Martin, simuleer anders eens de LAB-hoorn en kijk hoe die prestaties overeenkomen met jouw SPL-hoorn. Dat kan gerust een grove benadering zijn voor het hoornverloop. Ik heb dit eigenlijk nog niet gezien met Hornresp maar ik denk dat het rendement niet hoger gaat zijn dat je SPL-hoorn, althans niet wereldschokkend!

MVG Contour

----------


## dokter dB

goed idee contour, dat is de beste vergelijk, in dezelfde omstandigheden simuleren. 
Overiens: 106 dB op 100Hz is vrij normaal voor 2 drivers (100dB) +hoorn (meestal ongeveer 6dB erbij)..

Die drivers onder een hoek moet volgens mij toch gewoon kunnen? als ze kapot gaan koop je toch 4x10 :Big Grin:  :Big Grin:

----------


## Contour

Per kast heeft hij dan wel 8x10" nodig om hetzelfde konusoppervlak te krijgen, misschien de LAB-10 driver... wordt wel een duur kastje op die manier maar ja, trekt dan wel een wattje of 8000 RMS...

MVG Contour

----------


## dokter dB

niet helemaal waar want de hoorn werkt niet meer zo goed bij 30 Hz, dus waarom 2x18" oppervlakte.... 
In het 50-120Hz gebied zou het met 4x10 3dB harder moeten gaan.
En 500W per 10" lijkt me meer dan voldoende...

----------


## frederik_

> citaat:_Geplaatst door dokter dB_
> 
> niet helemaal waar want de hoorn werkt niet meer zo goed bij 30 Hz, dus waarom 2x18" oppervlakte.... 
> In het 50-120Hz gebied zou het met 4x10 3dB harder moeten gaan.
> En 500W per 10" lijkt me meer dan voldoende...



Wat je eigenlijk dus zegt is waarom uberhaupt 2x 18" gebruiken in deze hoorn.

----------


## dokter dB

ehhh ja! 
volgens de aangeleverde gegevens op dit topic doet de labhorn het met 2x12 beter/net zo goed... zegt genoeg of niet...
Maar er moet nog een simulatie komen van de lab ter vergelijk....
ik zou 4x10 nemen, is weer eens wat anders....

----------


## Contour

In een aantal opzichten is 2x12" voor een sub-hoorn beter, echter Martin heeft die 18" drivers al liggen dus ik snap zijn keuze.

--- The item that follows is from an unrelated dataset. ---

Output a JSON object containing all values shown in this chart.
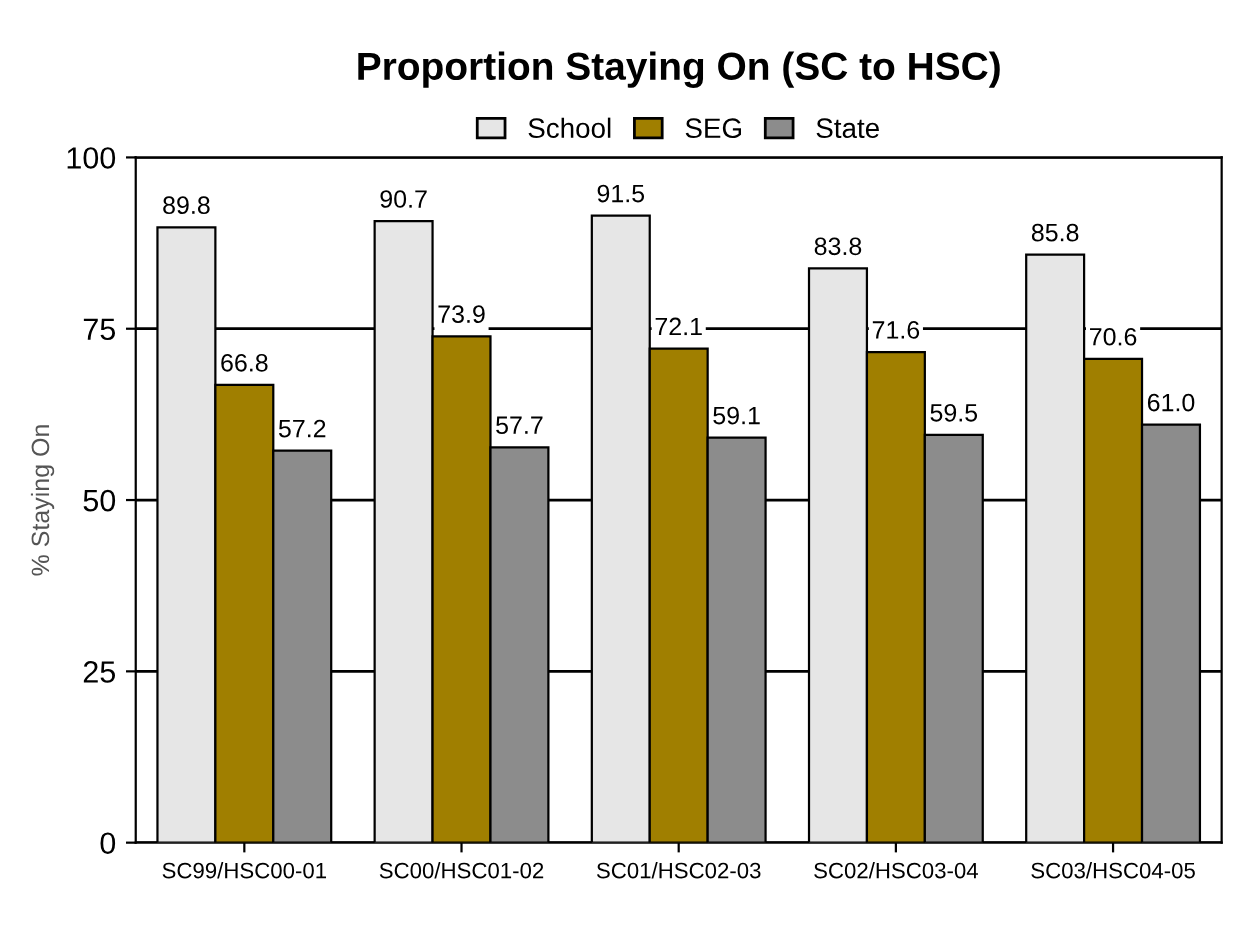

Sowieso voor hoger dan 40Hz kan een 18" al weer goede diensten bewijzen. Echter een goed punt blijft de vraag of 2x 18" nu nog wel een voordeel boven 1x 18" heeft. Zal die 3dB ook als extra verschijnen... Of is het puur de hoorn zelf die door compressie de maximale SPL gaat begrenzen... in dat geval is de 2e 18" driver pure geldverspilling. Helaas houdt zowel AJ-horn als Hornresp geen enkele rekening met compressie verschijnselen en daardoor optredende vervormingen.

De theorie hierover is zo beperkt en onduidelijk dat we nu op een punt aankomen dat er gewoon eens gebouwd moet worden en daarna vergeleken...

@dokter dB:

De LAB-12 driver zal hoogstwaarschijnlijk binnenkort opgevolgd worden door een type met dezelfde TS parameters maar nu wel MET kortsluitwindingen, dus nog lagere vervorming. Ik geloof dat ze als doel hebben 20dB lagere K2. Lees maar eens op het Live Audio Board:

www.live-audio.com

MVG Contour

----------


## dokter dB

okee das mooi, dan stop ik die nieuwe lab12" in m'n hifi sub, ipv de xls12, want de lab 12" presteert nl wel beter. De pass. radiator zal wel peerless blijven....
Goed dat ze dat bij eminence veranderen, helaas wel lullig voor de lab bezitters

Maar ik zou ook gaan bouwen martin, en als je het luidsprekerpaneel afneembaar maakt, kan je altijd nog met andere drivers rommelen.

----------


## mbottens

Allereerst bedankt voor jullie reacties, Hier heb ik natuurlijk ook weer iets over te melden. Dat ik die drivers heb liggen is een punt om dubbel 18" te gaan maken. Maar de belastbaarheid is ook een stuk hoger als bij 12"ers en de enige reden dat er 12"ers gebruikt worden is toch om meer ruimte voor je hoorn over te houden? Mijn hoorn is nu 2,10 meter en dat is lang genoeg om door te gaan tot 40Hz. En bij 2 kasten kan de setup al tot 35Hz doorspelen, en volgens mij is dit voor gemiddeld PA gebruik diep genoeg (Kijk maar eens hoeveel grote merken een dubbele bandpass hoorn in hun pakket hebben, niet om zo laag te gaan? Dit vind ik zelf iets te weinig laag vandaar dit ontwerp. 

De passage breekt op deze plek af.